Griffin, who will take his new post on July 1, has spent 25 years in local and federal government management, most recently as deputy under secretary for science and technology at the U.S. Department of Homeland Security (DHS).
“As both an academic and practitioner, Dr. Griffin brings a wealth of applied, management and educational experience to the College of Emergency Preparedness, Homeland Security and Cybersecurity,” said Interim Provost and Senior Vice President for Academic Affairs Darrell Wheeler. “He is the perfect choice to lead CEHC as it continues to grow and train the next generation of planning and response experts.”
CEHC was created under the leadership of Gov. Andrew M. Cuomo in 2015, as the first of its kind in the nation. The college is dedicated to advancing educational and practical skills needed to prepare for, protect against, respond to, and recover from a growing array of natural and human-caused risks and threats in New York State and around the world.
Griffin became deputy under secretary for science and technology at DHS in May of 2014 after serving as director of the science and technology directorate’s First Responders Group.

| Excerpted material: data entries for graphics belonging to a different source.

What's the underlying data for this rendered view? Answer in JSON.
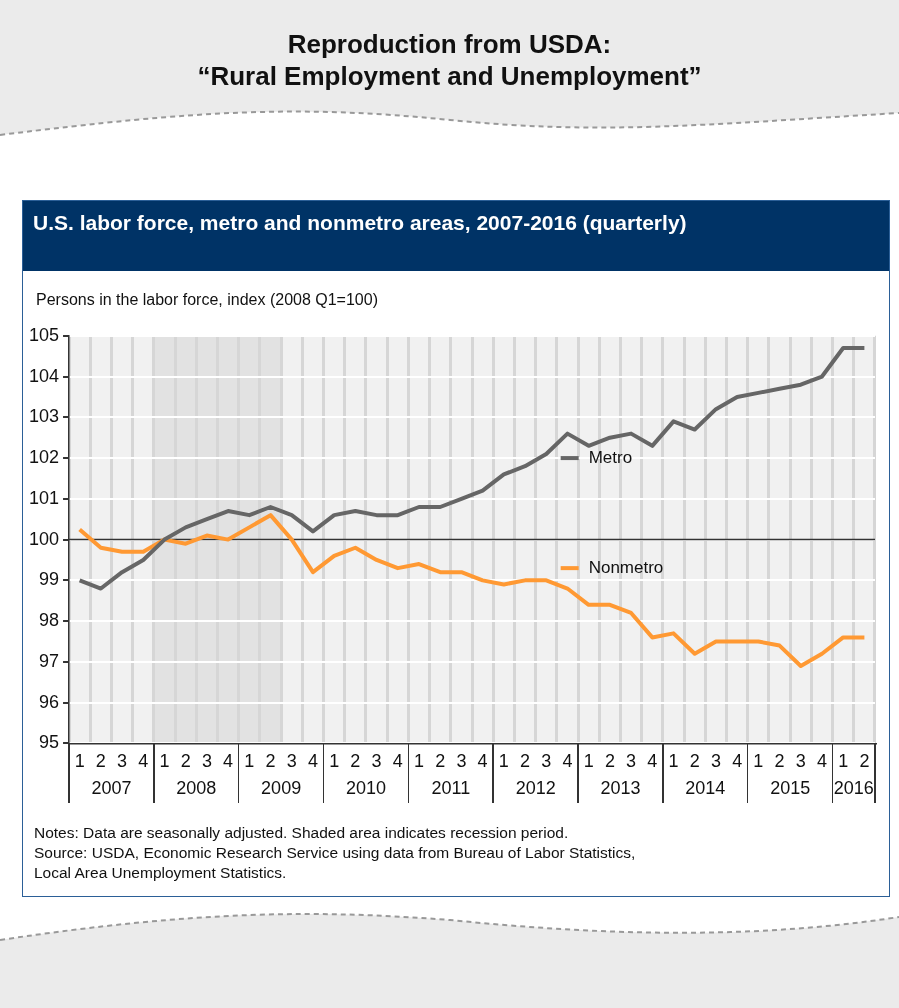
{
  "chart_data": {
    "type": "line",
    "title": "Reproduction from USDA:\n“Rural Employment and Unemployment”",
    "subtitle": "U.S. labor force, metro and nonmetro areas, 2007-2016 (quarterly)",
    "ylabel": "Persons in the labor force, index (2008 Q1=100)",
    "categories": [
      "1",
      "2",
      "3",
      "4",
      "1",
      "2",
      "3",
      "4",
      "1",
      "2",
      "3",
      "4",
      "1",
      "2",
      "3",
      "4",
      "1",
      "2",
      "3",
      "4",
      "1",
      "2",
      "3",
      "4",
      "1",
      "2",
      "3",
      "4",
      "1",
      "2",
      "3",
      "4",
      "1",
      "2",
      "3",
      "4",
      "1",
      "2"
    ],
    "series": [
      {
        "name": "Metro",
        "color": "#666666",
        "values": [
          99.0,
          98.8,
          99.2,
          99.5,
          100.0,
          100.3,
          100.5,
          100.7,
          100.6,
          100.8,
          100.6,
          100.2,
          100.6,
          100.7,
          100.6,
          100.6,
          100.8,
          100.8,
          101.0,
          101.2,
          101.6,
          101.8,
          102.1,
          102.6,
          102.3,
          102.5,
          102.6,
          102.3,
          102.9,
          102.7,
          103.2,
          103.5,
          103.6,
          103.7,
          103.8,
          104.0,
          104.7,
          104.7
        ]
      },
      {
        "name": "Nonmetro",
        "color": "#ff9933",
        "values": [
          100.25,
          99.8,
          99.7,
          99.7,
          100.0,
          99.9,
          100.1,
          100.0,
          100.3,
          100.6,
          100.0,
          99.2,
          99.6,
          99.8,
          99.5,
          99.3,
          99.4,
          99.2,
          99.2,
          99.0,
          98.9,
          99.0,
          99.0,
          98.8,
          98.4,
          98.4,
          98.2,
          97.6,
          97.7,
          97.2,
          97.5,
          97.5,
          97.5,
          97.4,
          96.9,
          97.2,
          97.6,
          97.6
        ]
      }
    ],
    "ylim": [
      95,
      105
    ],
    "yticks": [
      95,
      96,
      97,
      98,
      99,
      100,
      101,
      102,
      103,
      104,
      105
    ],
    "ref_lines": [
      {
        "axis": "y",
        "value": 100,
        "color": "#333333"
      }
    ],
    "grid": true,
    "legend": "center",
    "marker": "none",
    "line_style": "solid",
    "annotations": [
      "2007",
      "2008",
      "2009",
      "2010",
      "2011",
      "2012",
      "2013",
      "2014",
      "2015",
      "2016",
      "Notes: Data are seasonally adjusted. Shaded area indicates recession period.",
      "Source: USDA, Economic Research Service using data from Bureau of Labor Statistics,",
      "Local Area Unemployment Statistics."
    ]
  }
}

He is a member of the Federal Senior Executive Service and the recipient of the 2016 Presidential Rank Award, Distinguished.
He came to DHS after a 20-year career in local government as a senior leader and first responder. He was the director of environmental services for Arlington County, Va., where he managed a diverse portfolio of core governmental functions, including roads and engineering, transportation, facilities construction and maintenance, fleet management, capital planning and construction, and a nationally recognized energy and environmental sustainability program.

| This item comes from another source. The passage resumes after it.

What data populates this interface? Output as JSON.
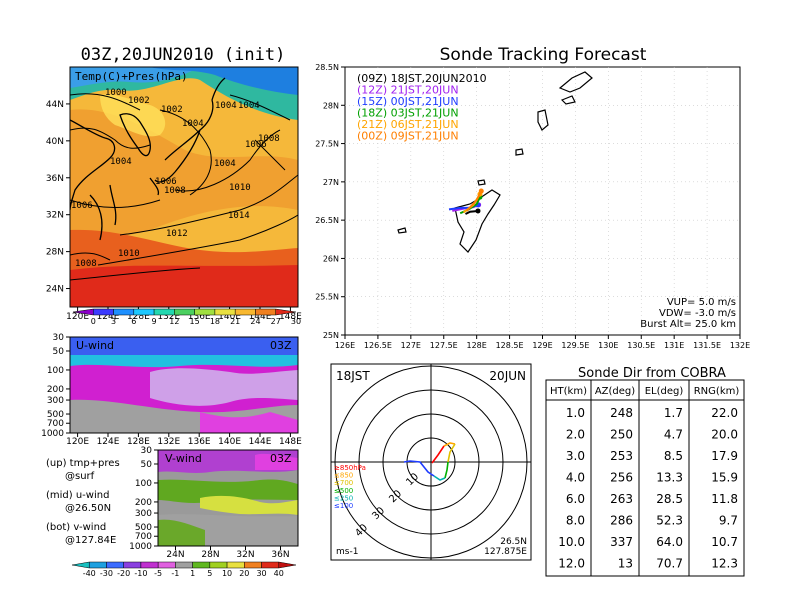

He served on the faculty of Georgetown University’s Public Policy Institute where he taught graduate level courses in state and local governance. Griffin received his doctoral degree in public administration/public affairs from Virginia Tech, and a master's degree in public administration from the University of Massachusetts, Amherst. His dissertation examined the characteristics of coordination in the homeland security network.

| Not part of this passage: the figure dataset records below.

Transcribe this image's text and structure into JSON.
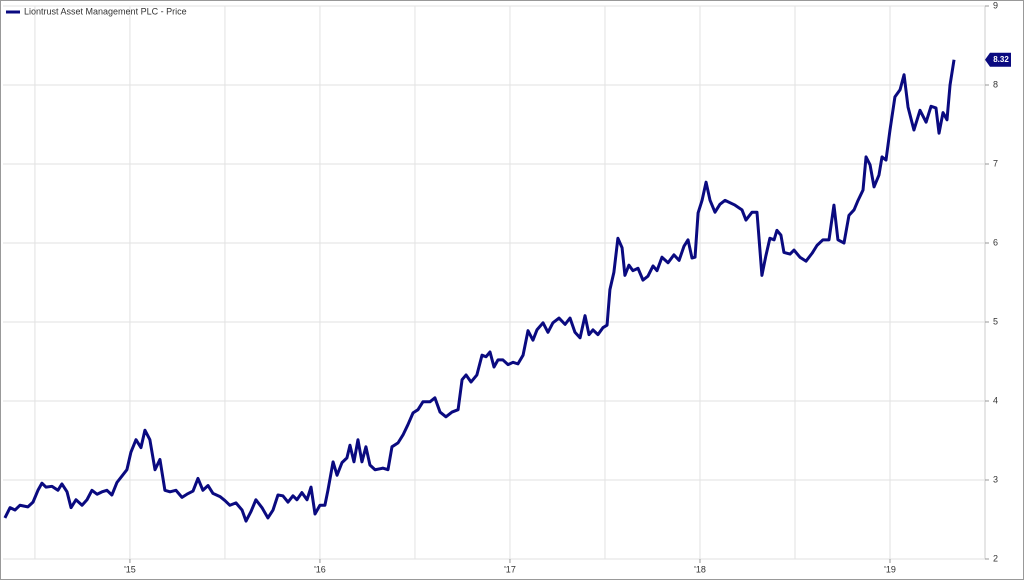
{
  "chart_data": {
    "type": "line",
    "series": [
      {
        "name": "Liontrust Asset Management PLC - Price",
        "color": "#0a0a80",
        "x": [
          2014.342,
          2014.369,
          2014.395,
          2014.421,
          2014.463,
          2014.49,
          2014.516,
          2014.537,
          2014.558,
          2014.59,
          2014.621,
          2014.642,
          2014.669,
          2014.69,
          2014.716,
          2014.748,
          2014.774,
          2014.8,
          2014.827,
          2014.853,
          2014.879,
          2014.905,
          2014.932,
          2014.958,
          2014.984,
          2015.005,
          2015.032,
          2015.058,
          2015.079,
          2015.105,
          2015.132,
          2015.158,
          2015.184,
          2015.211,
          2015.242,
          2015.274,
          2015.3,
          2015.332,
          2015.358,
          2015.384,
          2015.411,
          2015.437,
          2015.474,
          2015.5,
          2015.526,
          2015.558,
          2015.59,
          2015.611,
          2015.637,
          2015.663,
          2015.695,
          2015.726,
          2015.753,
          2015.779,
          2015.805,
          2015.832,
          2015.858,
          2015.879,
          2015.905,
          2015.932,
          2015.953,
          2015.974,
          2016.0,
          2016.026,
          2016.042,
          2016.069,
          2016.09,
          2016.116,
          2016.142,
          2016.158,
          2016.179,
          2016.2,
          2016.221,
          2016.242,
          2016.263,
          2016.29,
          2016.332,
          2016.358,
          2016.379,
          2016.411,
          2016.437,
          2016.463,
          2016.49,
          2016.516,
          2016.542,
          2016.579,
          2016.605,
          2016.632,
          2016.663,
          2016.695,
          2016.727,
          2016.748,
          2016.769,
          2016.795,
          2016.826,
          2016.853,
          2016.874,
          2016.895,
          2016.916,
          2016.937,
          2016.963,
          2016.99,
          2017.016,
          2017.042,
          2017.069,
          2017.095,
          2017.121,
          2017.142,
          2017.174,
          2017.2,
          2017.226,
          2017.258,
          2017.29,
          2017.316,
          2017.342,
          2017.369,
          2017.395,
          2017.416,
          2017.437,
          2017.463,
          2017.49,
          2017.511,
          2017.526,
          2017.547,
          2017.568,
          2017.59,
          2017.605,
          2017.626,
          2017.647,
          2017.674,
          2017.7,
          2017.726,
          2017.753,
          2017.774,
          2017.8,
          2017.832,
          2017.863,
          2017.89,
          2017.916,
          2017.937,
          2017.958,
          2017.974,
          2017.99,
          2018.011,
          2018.032,
          2018.053,
          2018.079,
          2018.105,
          2018.132,
          2018.184,
          2018.221,
          2018.242,
          2018.274,
          2018.3,
          2018.326,
          2018.347,
          2018.368,
          2018.39,
          2018.405,
          2018.426,
          2018.442,
          2018.474,
          2018.495,
          2018.526,
          2018.558,
          2018.59,
          2018.616,
          2018.647,
          2018.679,
          2018.705,
          2018.726,
          2018.758,
          2018.784,
          2018.811,
          2018.832,
          2018.858,
          2018.874,
          2018.895,
          2018.916,
          2018.942,
          2018.958,
          2018.979,
          2019.0,
          2019.026,
          2019.053,
          2019.074,
          2019.095,
          2019.126,
          2019.158,
          2019.19,
          2019.216,
          2019.242,
          2019.258,
          2019.279,
          2019.3,
          2019.316,
          2019.337
        ],
        "values": [
          2.52,
          2.65,
          2.62,
          2.68,
          2.66,
          2.72,
          2.87,
          2.96,
          2.91,
          2.92,
          2.87,
          2.95,
          2.85,
          2.65,
          2.75,
          2.68,
          2.75,
          2.87,
          2.82,
          2.85,
          2.87,
          2.81,
          2.97,
          3.05,
          3.13,
          3.35,
          3.51,
          3.41,
          3.63,
          3.51,
          3.13,
          3.26,
          2.87,
          2.85,
          2.87,
          2.78,
          2.82,
          2.86,
          3.02,
          2.87,
          2.93,
          2.83,
          2.79,
          2.74,
          2.68,
          2.71,
          2.62,
          2.48,
          2.6,
          2.75,
          2.65,
          2.52,
          2.62,
          2.81,
          2.8,
          2.72,
          2.8,
          2.75,
          2.84,
          2.75,
          2.91,
          2.57,
          2.68,
          2.68,
          2.87,
          3.23,
          3.06,
          3.22,
          3.28,
          3.44,
          3.23,
          3.51,
          3.23,
          3.42,
          3.19,
          3.13,
          3.15,
          3.13,
          3.42,
          3.47,
          3.57,
          3.7,
          3.85,
          3.89,
          3.99,
          3.99,
          4.04,
          3.86,
          3.8,
          3.86,
          3.89,
          4.27,
          4.33,
          4.24,
          4.33,
          4.58,
          4.56,
          4.62,
          4.43,
          4.52,
          4.52,
          4.46,
          4.49,
          4.47,
          4.58,
          4.89,
          4.77,
          4.9,
          4.99,
          4.87,
          4.99,
          5.05,
          4.97,
          5.05,
          4.87,
          4.8,
          5.08,
          4.84,
          4.9,
          4.84,
          4.93,
          4.96,
          5.41,
          5.63,
          6.06,
          5.94,
          5.59,
          5.72,
          5.65,
          5.68,
          5.53,
          5.58,
          5.71,
          5.65,
          5.82,
          5.75,
          5.85,
          5.78,
          5.96,
          6.04,
          5.81,
          5.82,
          6.38,
          6.54,
          6.77,
          6.54,
          6.39,
          6.49,
          6.54,
          6.48,
          6.42,
          6.29,
          6.39,
          6.39,
          5.59,
          5.84,
          6.06,
          6.04,
          6.16,
          6.1,
          5.88,
          5.86,
          5.91,
          5.82,
          5.77,
          5.87,
          5.97,
          6.04,
          6.04,
          6.48,
          6.04,
          6.0,
          6.35,
          6.42,
          6.54,
          6.67,
          7.09,
          6.99,
          6.71,
          6.86,
          7.09,
          7.05,
          7.43,
          7.85,
          7.94,
          8.13,
          7.72,
          7.43,
          7.68,
          7.53,
          7.73,
          7.71,
          7.39,
          7.65,
          7.56,
          8.0,
          8.32
        ]
      }
    ],
    "xlim": [
      2014.332,
      2019.5
    ],
    "xticks": [
      {
        "value": 2015,
        "label": "'15"
      },
      {
        "value": 2016,
        "label": "'16"
      },
      {
        "value": 2017,
        "label": "'17"
      },
      {
        "value": 2018,
        "label": "'18"
      },
      {
        "value": 2019,
        "label": "'19"
      }
    ],
    "xgrid_minor": [
      2014.5,
      2015.5,
      2016.5,
      2017.5,
      2018.5
    ],
    "ylim": [
      2,
      9
    ],
    "yticks": [
      2,
      3,
      4,
      5,
      6,
      7,
      8,
      9
    ],
    "grid": true,
    "legend": "top-left"
  }
}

As the first director of the Arlington County Office of Emergency Management, Griffin developed a cross-functional department consisting of emergency management, law enforcement, fire/rescue, public health and emergency communications personnel. He oversaw construction of a state-of-the-art emergency communications and data analysis center; an integrated public notification system, including outdoor warning systems and enhanced sheltering capabilities for people and pets; and a nationally recognized citizen outreach effort. While in Arlington, he organized and led relief efforts to Florida (2004), New Orleans (2005), and numerous regional and intra-state deployments.
Prior to his time in Arlington, Griffin was the assistant county administrator and chief of fire and rescue in Loudoun County, Virginia, where he directed the county’s fire, rescue, bomb squad and emergency communications and management functions. In 2001, he led the Loudoun County Emergency Operations Center’s response to the Sept. 11 attack on the Pentagon, as well as the anthrax attack on the Dulles Postal Facility.
"It has been an honor and a privilege to serve in senior leadership positions in both emergency management and homeland security,” Griffin said. “One of the most important and lasting accomplishments of my career will be working with the University at Albany family in realizing the potential of Gov. Cuomo's vision of a college dedicated to keeping our communities safe from natural, man-made and cyber threats. I am humbled by the support I have received from Interim President James Stellar, Provost Wheeler and the search committee and I can't wait to become a Great Dane."
Interim CEHC Dean David Rousseau was tasked with establishing the new college in February 2015. He will be returning to the faculty to pursue research and teaching with a joint appointment in CEHC and Rockefeller College's Political Science Department.
“I would like to thank David Rousseau for his leadership in forming this exciting new school,” Wheeler said. “During his tenure as interim dean, his team has created in-demand new programs, hired a diverse group of new faculty, and collaborated with UAlbany faculty across the disciplines. The popular major and minor have gained more students than anticipated and will surely continue to attract new students.”